Mumbai: India, the Philippines and Thailand will likely stand to lose the most in Asia as a sustained increase in oil prices fans inflation, slows growth and weakens their currencies, according to Nomura Holdings.
Those impacts in Asia from Russia’s Ukraine invasion will be felt mostly through commodities, specifically fuel and food, while other factors outside the conflict will also keep prices sustained.
A 10 per cent rise in oil prices could add 0.4 percentage points to inflation in India and the Philippines, and 0.3 percentage points in Thailand, as transportation and utility costs surge, the analysts wrote.
India is expected to suffer the biggest blow to economic growth, dragging it down by 0.2 percentage points, while Philippines and Thailand will see a hit of 0.1 percentage points.
Commodities giant Indonesia would be a relative beneficiary, with a 0.05 percentage point growth boost due to its exports of palm oil, gas and coal.
“Most Asian consumers have not yet fully recovered from the pandemic and have lower savings, so higher inflation can squeeze real disposable incomes and weaken the incipient consumption recovery,” Nomura said. “We also see risk to corporate profit margins, as the entire input cost burden is unlikely to be passed on to consumers.”
Not just about Russia
While escalating Russia-Ukraine tensions have pushed Brent oil about $100 a barrel, it would be a “mistake” to ignore other factors that could drive a more sustained increase in prices, such as a rebound of travel demand and inadequate investment in fossil fuels, according to the report.
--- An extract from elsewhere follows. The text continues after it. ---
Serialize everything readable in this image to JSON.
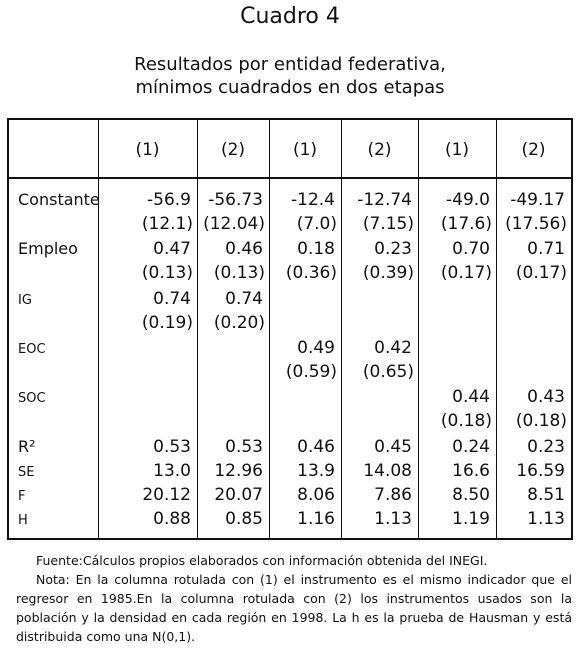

This has knock-on effects on food prices due to costlier gas, fertilizer and feedstock, which bodes poorly for Asian economies in aggregate.
Nomura expects central banks in developed Asia to tighten policies to nip the threat to their recovering economies. Others will likely prioritize still-weak growth, with Indonesia and the Philippines seen hiking rates only later this year while Thailand stays on hold.
India, which has reiterated its dovish signals, could see inflation “surprise decisively” at 5.8 per cent in 2023 against the central bank’s 4.5 per cent forecast, Nomura said. This could force a pivot in June and 100 basis points of cumulative repo rate hikes in 2022.